13th International Roundtable on Business Survey Frames

Paris: 27 September-1 October 1999

Summary: Session 4 - Technology

1. Introduction

Technology advances in developing, maintaining, and utilizing business survey frames are critically important to the Roundtable participating countries in our continuing effort to improve the efficiency of our survey frames and processes. The goal of this session is to share technological developments, practices, and approaches that may be useful and applicable to other countries. Following is a brief summary of the papers presented in this session and the technological issues discussed.

2. Coordination of Samples: the Microstrata Methodology ( Pascal Riviere, INSEE, France)

INSEE has developed microstrata methodology, in the framework of a Eurostat project, for controlling the amount of overlap between survey samples into their Salomon sampling system. In this methodology, population units within the intersection of the sampling strata from specified surveys are sorted using several cumulative burden measures. The system can be used to provide positive or negative coordination with these other surveys, depending on the needs of the survey program. The paper provides detailed documentation and discusses conditions for application.

3. From the Business Register to National Accounts (Julia Cravo, INE, Portugal)
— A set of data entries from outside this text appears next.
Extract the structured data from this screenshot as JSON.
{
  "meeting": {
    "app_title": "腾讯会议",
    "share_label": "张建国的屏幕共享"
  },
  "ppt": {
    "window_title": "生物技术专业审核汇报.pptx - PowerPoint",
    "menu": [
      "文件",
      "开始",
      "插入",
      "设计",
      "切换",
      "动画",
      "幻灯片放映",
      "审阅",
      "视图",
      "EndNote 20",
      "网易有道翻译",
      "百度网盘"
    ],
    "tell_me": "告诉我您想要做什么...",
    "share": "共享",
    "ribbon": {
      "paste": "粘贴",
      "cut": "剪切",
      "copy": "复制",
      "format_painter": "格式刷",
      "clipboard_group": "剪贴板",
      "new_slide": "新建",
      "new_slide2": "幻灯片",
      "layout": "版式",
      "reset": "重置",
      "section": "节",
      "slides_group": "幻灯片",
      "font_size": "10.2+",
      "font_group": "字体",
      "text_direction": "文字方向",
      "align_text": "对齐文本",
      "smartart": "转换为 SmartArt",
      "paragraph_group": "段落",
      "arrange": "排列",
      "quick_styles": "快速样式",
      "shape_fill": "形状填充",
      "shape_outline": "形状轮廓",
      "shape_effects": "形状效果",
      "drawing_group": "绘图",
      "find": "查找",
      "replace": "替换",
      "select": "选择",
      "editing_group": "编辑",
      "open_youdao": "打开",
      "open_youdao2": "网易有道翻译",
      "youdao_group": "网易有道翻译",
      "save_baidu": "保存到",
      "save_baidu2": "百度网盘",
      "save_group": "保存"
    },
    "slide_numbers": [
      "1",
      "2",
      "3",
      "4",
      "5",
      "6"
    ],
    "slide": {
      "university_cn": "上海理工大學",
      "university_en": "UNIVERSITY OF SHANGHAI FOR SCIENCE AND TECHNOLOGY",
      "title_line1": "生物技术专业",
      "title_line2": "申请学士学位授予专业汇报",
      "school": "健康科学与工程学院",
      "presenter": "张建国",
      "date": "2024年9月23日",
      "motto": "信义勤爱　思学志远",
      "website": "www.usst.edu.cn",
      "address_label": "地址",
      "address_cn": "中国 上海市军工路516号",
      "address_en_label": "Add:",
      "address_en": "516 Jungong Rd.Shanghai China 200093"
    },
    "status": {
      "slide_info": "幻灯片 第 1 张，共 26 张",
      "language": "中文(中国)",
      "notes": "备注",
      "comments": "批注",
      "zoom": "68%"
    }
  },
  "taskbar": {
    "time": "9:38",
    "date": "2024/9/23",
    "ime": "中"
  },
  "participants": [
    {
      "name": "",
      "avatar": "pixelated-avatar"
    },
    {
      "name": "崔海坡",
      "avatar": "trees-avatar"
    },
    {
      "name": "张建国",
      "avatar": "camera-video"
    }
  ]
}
This paper describes the Annual Business Survey program at the National Statistics Institute in Portugal, which is used to establish the National Accounts. The Business Register, initially created in 1988, is the core of the survey program. The paper describes the structure, content, data sources, and updating of the register. A stratified sample for the Annual Business Survey (IEH) is selected from the Business Register. The IEH is the key input to the National Accounts and is one of the main sources for updating the Business Register. The structure of the National Accounts is described, and the use of the business Register and the IEH for estimating National Account data values is documented.

4. Developing the Statistical Register as a Component of the One Window Registration System (Jozsef Kophazi, Hungarian Central Statistical Office)
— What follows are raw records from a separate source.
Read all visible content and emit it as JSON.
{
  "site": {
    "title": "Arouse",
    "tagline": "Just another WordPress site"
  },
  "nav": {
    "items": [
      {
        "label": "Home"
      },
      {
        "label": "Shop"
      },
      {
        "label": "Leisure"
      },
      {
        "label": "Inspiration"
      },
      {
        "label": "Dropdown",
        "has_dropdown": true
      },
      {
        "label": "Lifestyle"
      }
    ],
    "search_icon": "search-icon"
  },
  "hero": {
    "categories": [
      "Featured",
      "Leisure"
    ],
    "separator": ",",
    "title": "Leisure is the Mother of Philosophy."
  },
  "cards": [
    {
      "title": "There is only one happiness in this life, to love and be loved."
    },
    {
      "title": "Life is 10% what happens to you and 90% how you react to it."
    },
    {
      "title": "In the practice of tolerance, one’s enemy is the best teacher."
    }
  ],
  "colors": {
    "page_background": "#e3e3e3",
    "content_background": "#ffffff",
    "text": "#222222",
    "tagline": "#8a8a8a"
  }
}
This paper describes the on-line registration system used by Hungary=s Central Statistical Office to add new units to their business register, which was recently migrated to a centralized UNIX/ORACLE database. This system was first implemented in 1998. New legal units are initially entered into the system at the Registration Court, the local Chamber of Commerce and Industry, or the local Chamber of Agriculture. There are more than one hundred of these offices in Hungary. They are connected physically by an open network and the Internet. Data transmission is secured by using appropriate e-mail and EDI protocols, as well as an encryption system. The initial registration data are sent to the Central Statistical Office. The data are edited, each unit is assigned an identification number, and the records are forwarded to the Tax Office and back to the Registration office for further processing.

5. Linking Administrative and Statistical Units (Harrie van der Ven, Statistics Netherlands)

Administrative data need to be easily linked to the statistical units on the business register. At Statistics Netherlands, tax data files are an important administrative data source. Currently, different statistical departments use different algorithms to link the tax data to their statistical units. The paper proposes datamodels for the relationships between legal units, enterprise groups, and enterprises on the business register and between legal units and tax units on the administrative tax files. Based on these models, the paper proposes a general model for the linking of statistical units on the business register and the tax data from the tax files, and discusses many of the complexities involved.

6. Record Linkage at NASS Using Automatch (Kara Broadbent and Bill Iwig, National Agricultural Statistics Service, USDA, USA)

In order to maintain high coverage, new entities must continually be added to the business register. The National Agricultural Statistics Service (NASS) has access to many different agricultural list sources each year that are used to identify agricultural operations not on their current farm register. NASS has recently developed a new record linkage system for merging list sources which uses the commercial software AutoStan and AutoMatch as the record standardization and record linkage engines, respectively. Based on the Fellegi-Sunter record linkage theory, the system creates linkage groups containing matched records, possible matched records, and non-matched records. The number of linkage groups classified as possible matches is dependent on the record linkage parameters used and the acceptable risk of false matches and false non-matches. The linkage groups are populated into a resolution database and are reviewed through a new clerical review system developed using PowerBuilder software. The paper discusses the application of record linkage methodology at NASS and discusses the different resolution screens used in the system.

7. Data Dissemination through a Data Warehousing System (Patrizia Altieri and Liana Veronico, ISTAT, Italy)

Data from ISTAT=s Intermediate Census for Industry and Services from 1971, 1981, 1991, and 1996, are being desseminated over the Internet using an on-line SAS query system to access a SAS Data Warehousing system. A major goal in developing the system was to provide easy and quick access for the data users, eliminating their need to contact ISTAT for most Aad hoc@ inquiries. The Data Warehouse currently occupies about 25 GB and is divided into five Data Marts in a multidimensional database. The different Data Marts provide data for different sets of variables over the different censuses and for specific sectoral and economic-statistical indicators. Aggregated data values are stored in the Warehouse for selected intersections of the variables in a particular Data Mart. Data users can then create their own custom summary tables from this initially aggregated data. The Internet site has been operational since 1998 and has proved to be very popular with data users.